Conduction Discoveries
One night, in his Charterhouse rooms, he noticed that the cork in the end of his tube (needed to keep moisture and dust out) generated an attractive force on small pieces of paper and chaff when the tube was rubbed. When he extended the cork with a small fir stick plugged into the middle the charge was evident at the end of the stick. So he tried longer sticks, and finally he added a length of thread connected with an ivory ball. In the process he had discovered that the "electric virtue" would carry over distance, and that the ivory ball would act to attract light objects as if it were the electrified glass tube.
Over the next few days he extended the reach of his thread-wire (he only had a short piece of wire, and didn't understand the significance of metal as a conductor), and on a number of visits to wealthy friends in Kent (Flamsteed's relatives, and the Reverend Granville Wheler) he extended his experiments through thread laced up and down through the large rooms of their manor houses, then down from the tower to the courtyard, and eventually out, across the paddocks to a distance of 800 feet.
In the process, Gray and Wheler discovered the importance of insulating their thread 'wire' from earth contact, using silk (which is less of a conductor than the hemp pack-thread they used as their main conductor). They noticed that wire supports to the pack-thread leaked away the electrical charge, and discovered that electricity would carry around bends in the thread and that it appeared unaffected by gravity if the thread was hung from the tower.

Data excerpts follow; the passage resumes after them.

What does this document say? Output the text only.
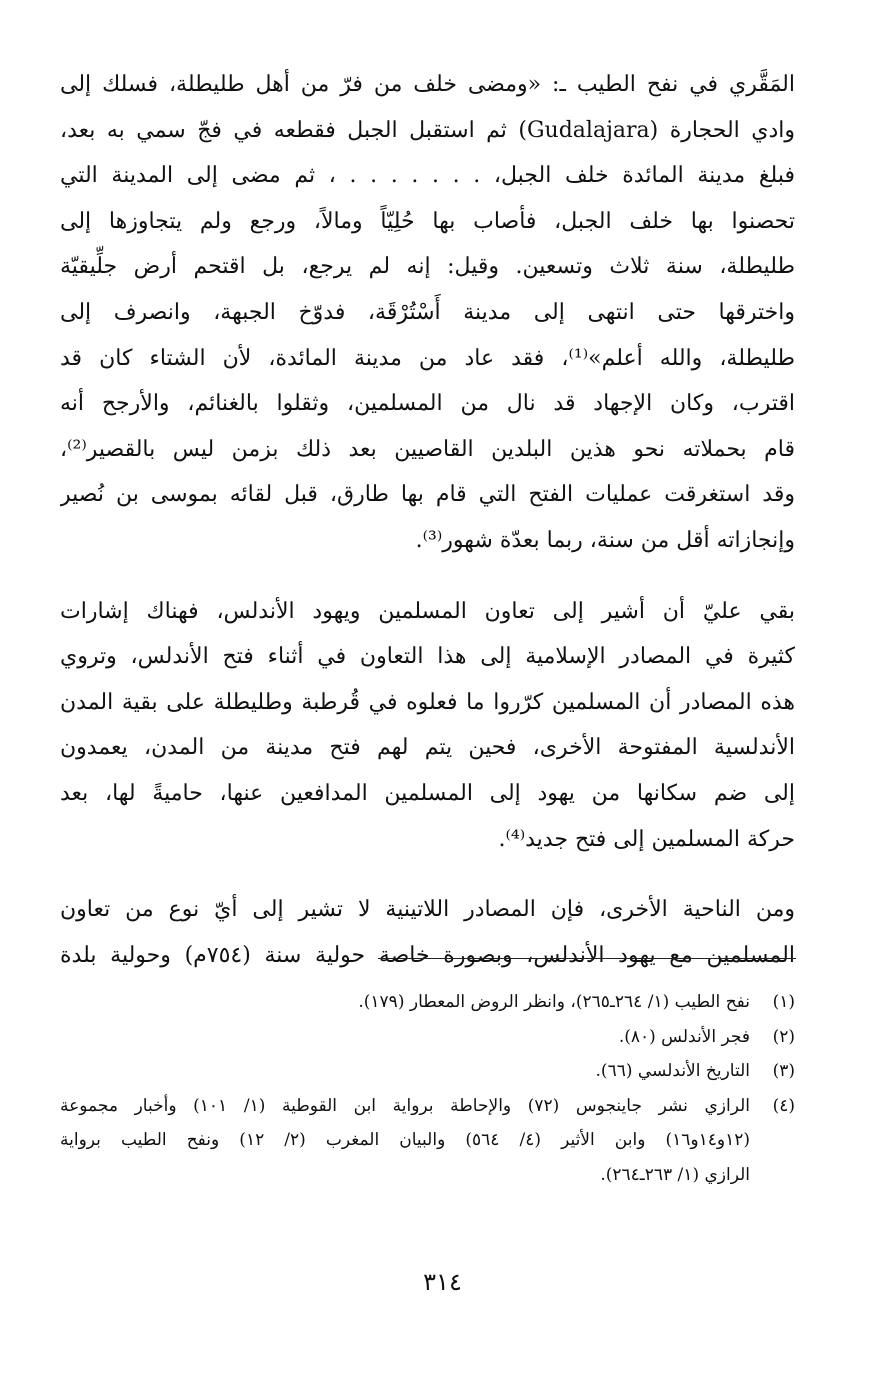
المَقَّري في نفح الطيب ـ: «ومضى خلف من فرّ من أهل طليطلة، فسلك إلى
وادي الحجارة (Gudalajara) ثم استقبل الجبل فقطعه في فجّ سمي به بعد،
فبلغ مدينة المائدة خلف الجبل، . . . . . . . ، ثم مضى إلى المدينة التي
تحصنوا بها خلف الجبل، فأصاب بها حُلِيّاً ومالاً، ورجع ولم يتجاوزها إلى
طليطلة، سنة ثلاث وتسعين. وقيل: إنه لم يرجع، بل اقتحم أرض جلِّيقيّة
واخترقها حتى انتهى إلى مدينة أَسْتُرْقَة، فدوّخ الجبهة، وانصرف إلى
طليطلة، والله أعلم»⁽¹⁾، فقد عاد من مدينة المائدة، لأن الشتاء كان قد
اقترب، وكان الإجهاد قد نال من المسلمين، وثقلوا بالغنائم، والأرجح أنه
قام بحملاته نحو هذين البلدين القاصيين بعد ذلك بزمن ليس بالقصير⁽²⁾،
وقد استغرقت عمليات الفتح التي قام بها طارق، قبل لقائه بموسى بن نُصير
وإنجازاته أقل من سنة، ربما بعدّة شهور⁽³⁾.
بقي عليّ أن أشير إلى تعاون المسلمين ويهود الأندلس، فهناك إشارات
كثيرة في المصادر الإسلامية إلى هذا التعاون في أثناء فتح الأندلس، وتروي
هذه المصادر أن المسلمين كرّروا ما فعلوه في قُرطبة وطليطلة على بقية المدن
الأندلسية المفتوحة الأخرى، فحين يتم لهم فتح مدينة من المدن، يعمدون
إلى ضم سكانها من يهود إلى المسلمين المدافعين عنها، حاميةً لها، بعد
حركة المسلمين إلى فتح جديد⁽⁴⁾.
ومن الناحية الأخرى، فإن المصادر اللاتينية لا تشير إلى أيّ نوع من تعاون
المسلمين مع يهود الأندلس، وبصورة خاصة حولية سنة (٧٥٤م) وحولية بلدة
(١)
نفح الطيب (١/ ٢٦٤ـ٢٦٥)، وانظر الروض المعطار (١٧٩).
(٢)
فجر الأندلس (٨٠).
(٣)
التاريخ الأندلسي (٦٦).
(٤)
الرازي نشر جاينجوس (٧٢) والإحاطة برواية ابن القوطية (١/ ١٠١) وأخبار مجموعة
(١٢و١٤و١٦) وابن الأثير (٤/ ٥٦٤) والبيان المغرب (٢/ ١٢) ونفح الطيب برواية
الرازي (١/ ٢٦٣ـ٢٦٤).
٣١٤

From these experiments came an understanding of the role played by conductors and insulators (names applied by John Desaguliers). C.F. du Fay, a French scientist, visited Gray and Wheler in 1732, saw the experiment, and returned to France where he formulated the first comprehensive theory of electricity called the "two-fluid" theory. This was taken up by his associate, the Abbé Nollet, and opposed (to a degree) by Benjamin Franklin's group in Philadelphia -- where Franklin and English experimenters Beavis and Watson, had devised a single-fluid/two-state theory (later given the terms positive and negative by Watson) which eventually prevailed.
Gray went on to make more electrical experiments, inducing electrical polarity in suspended objects (he invented the famous "Flying Boy" demonstration - a boy suspended on silk cords, who was charged and attracted chaff, paper, etc., to his hands). He certainly realised that his phenomenon of 'electric virtue' was the same as lightning, many years before Franklin formulated his flying-kite theory.
When Sloane took over the Royal Society on Newton's death, Gray belatedly received the recognition denied him by the Newton faction. He was given the Society's first Copley Medal in 1731 for his work on conduction and insulation, and also its second in 1732 for the induction experiments. In 1732 he was also admitted as a member of the Royal Society, but he died destitute a few years later in 1736.